Na ADI nº 1625, há 6 (seis) votos proferidos no sentido do acolhimento da tese geral (impossibilidade de revogação ou denúncia unilateral de trabalho por Presidente da República, sem submissão ao Parlamento). Portanto, já se conformou uma maioria para o acolhimento da tese geral.

O que ainda estaria pendente seria a consequência específica em relação a Convenção nº 158/OIT.

No entanto, a ADC nº 39 ainda não havia, até o encerramento desta nota[5] recebido, senão, o voto do Ministro Relator. É possível, ainda, que algum ministro solicite destaque para julgamento em Plenário telepresencial.
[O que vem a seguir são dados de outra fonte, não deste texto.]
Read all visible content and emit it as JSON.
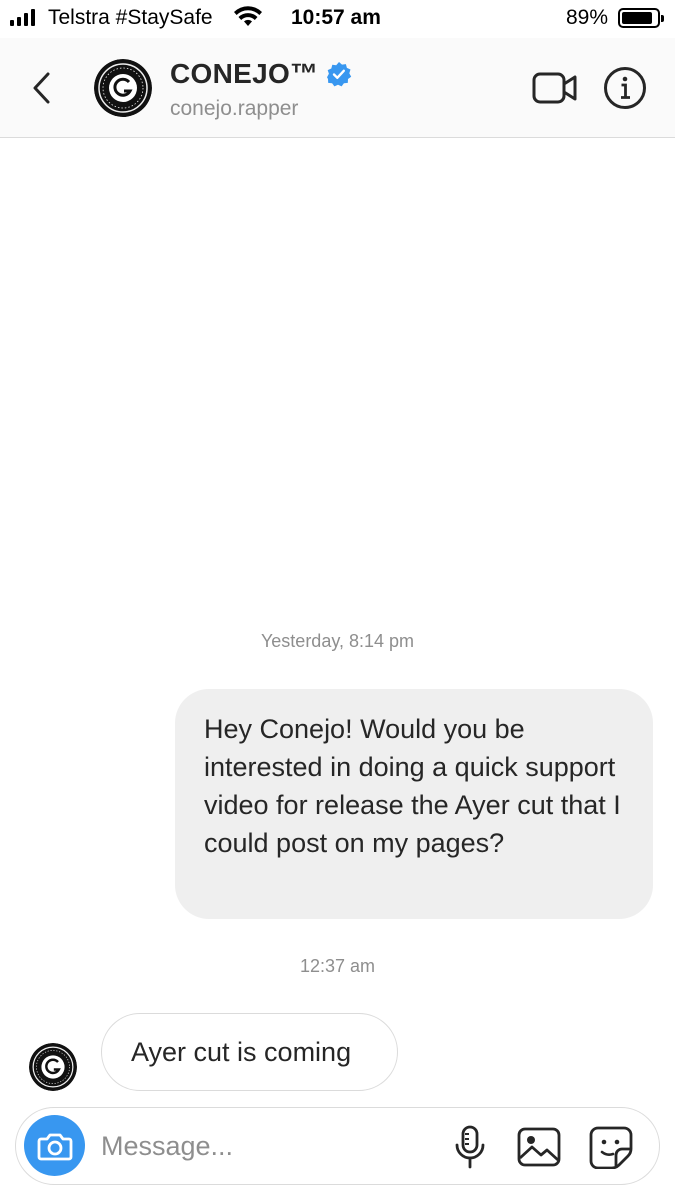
{
  "status_bar": {
    "carrier": "Telstra #StaySafe",
    "time": "10:57 am",
    "battery": "89%",
    "battery_level": 0.89,
    "icons": [
      "signal-icon",
      "wifi-icon",
      "battery-icon"
    ]
  },
  "header": {
    "display_name": "CONEJO™",
    "username": "conejo.rapper",
    "verified": true,
    "icons": [
      "back-chevron-icon",
      "verified-badge-icon",
      "video-call-icon",
      "info-icon"
    ]
  },
  "messages": [
    {
      "type": "timestamp",
      "text": "Yesterday, 8:14 pm"
    },
    {
      "type": "sent",
      "text": "Hey Conejo! Would you be interested in doing a quick support video for release the Ayer cut that I could post on my pages?"
    },
    {
      "type": "timestamp",
      "text": "12:37 am"
    },
    {
      "type": "received",
      "text": "Ayer cut is coming"
    }
  ],
  "composer": {
    "placeholder": "Message...",
    "value": "",
    "icons": [
      "camera-icon",
      "microphone-icon",
      "gallery-icon",
      "sticker-icon"
    ]
  },
  "colors": {
    "accent": "#3897f0",
    "verified": "#3897f0",
    "bubble_sent": "#efefef",
    "border": "#dbdbdb",
    "muted_text": "#8e8e8e"
  }
}
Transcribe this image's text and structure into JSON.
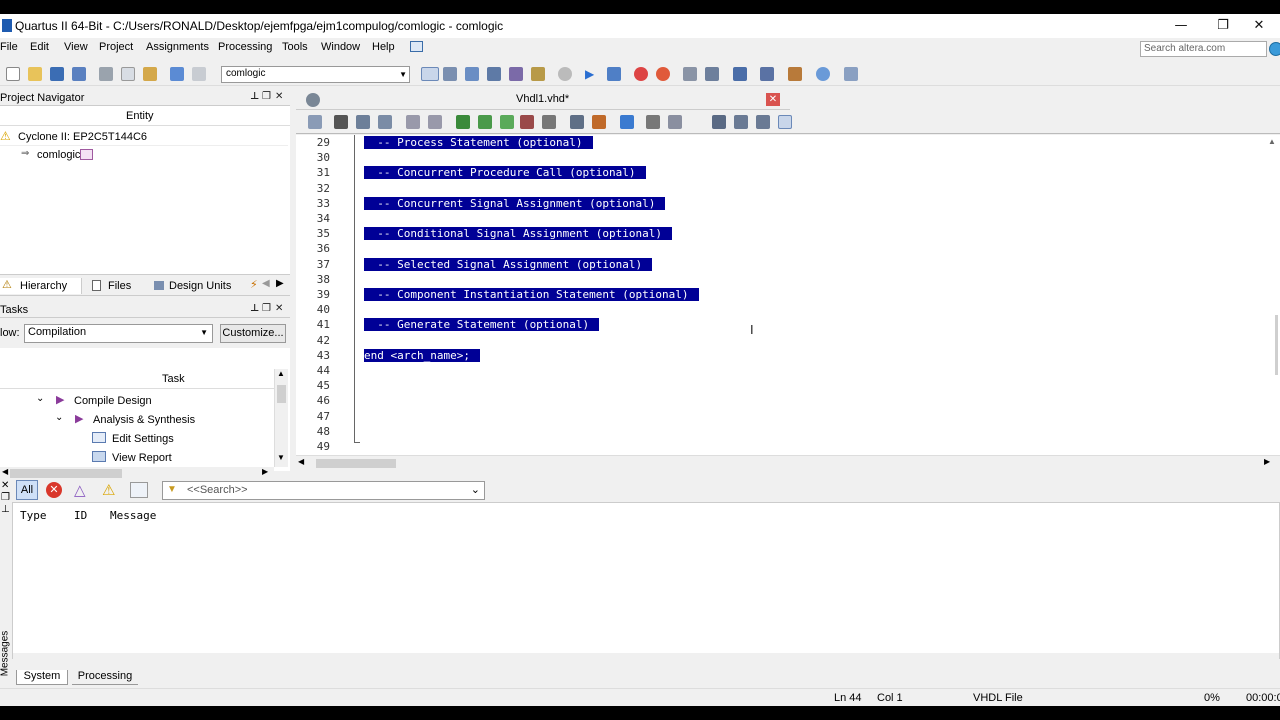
{
  "window": {
    "title": "Quartus II 64-Bit - C:/Users/RONALD/Desktop/ejemfpga/ejm1compulog/comlogic - comlogic",
    "minimize": "—",
    "maximize": "❐",
    "close": "✕"
  },
  "menu": {
    "items": [
      "File",
      "Edit",
      "View",
      "Project",
      "Assignments",
      "Processing",
      "Tools",
      "Window",
      "Help"
    ],
    "search_placeholder": "Search altera.com"
  },
  "toolbar": {
    "entity_value": "comlogic"
  },
  "project_navigator": {
    "title": "Project Navigator",
    "column_header": "Entity",
    "device": "Cyclone II: EP2C5T144C6",
    "top_entity": "comlogic",
    "tabs": [
      "Hierarchy",
      "Files",
      "Design Units"
    ]
  },
  "tasks": {
    "title": "Tasks",
    "flow_label": "low:",
    "flow_value": "Compilation",
    "customize_label": "Customize...",
    "column_header": "Task",
    "rows": [
      "Compile Design",
      "Analysis & Synthesis",
      "Edit Settings",
      "View Report"
    ]
  },
  "editor": {
    "tab_label": "Vhdl1.vhd*",
    "line_numbers": [
      "29",
      "30",
      "31",
      "32",
      "33",
      "34",
      "35",
      "36",
      "37",
      "38",
      "39",
      "40",
      "41",
      "42",
      "43",
      "44",
      "45",
      "46",
      "47",
      "48",
      "49"
    ],
    "code_lines": [
      "  -- Process Statement (optional)",
      "",
      "  -- Concurrent Procedure Call (optional)",
      "",
      "  -- Concurrent Signal Assignment (optional)",
      "",
      "  -- Conditional Signal Assignment (optional)",
      "",
      "  -- Selected Signal Assignment (optional)",
      "",
      "  -- Component Instantiation Statement (optional)",
      "",
      "  -- Generate Statement (optional)",
      "",
      "end <arch_name>;"
    ]
  },
  "messages": {
    "filter_all": "All",
    "search_placeholder": "<<Search>>",
    "columns": [
      "Type",
      "ID",
      "Message"
    ],
    "tabs": [
      "System",
      "Processing"
    ],
    "side_label": "Messages"
  },
  "status": {
    "line": "Ln 44",
    "col": "Col 1",
    "file_type": "VHDL File",
    "progress": "0%",
    "time": "00:00:0"
  },
  "colors": {
    "selection": "#000096",
    "accent": "#1e5bb0"
  }
}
Somente saberemos, com certeza e voltaremos a analisar de forma mais ampla, quando do encerramento do período no Plenário virtual.

 

Brasília, 21 de outubro de 2022.

 

[1] O art. 10 da Convenção nº 158 da OIT estabelece o seguinte: “Se os organismos mencionados no artigo 8 da presente Convenção chegarem à conclusão de que o término da relação de trabalho é injustificado e se, em virtude da legislação e prática nacionais, esses organismos não estiverem habilitados ou não considerarem possível, devido às circunstâncias, anular o término e, eventualmente, ordenar ou propor a readmissão do trabalhador, terão a  faculdade de ordenar o pagamento de uma indenização adequada ou outra reparação que for considerada apropriada.”

[2] Vide a ADIN nº 1.480-DF, que condicionou a sua eficácia ao disposto nos artigos 7º, I, da Constituição e 10 do ADCT.

[3] ADI nº 1625, voto da Ex.ma Ministra ROSA WEBER.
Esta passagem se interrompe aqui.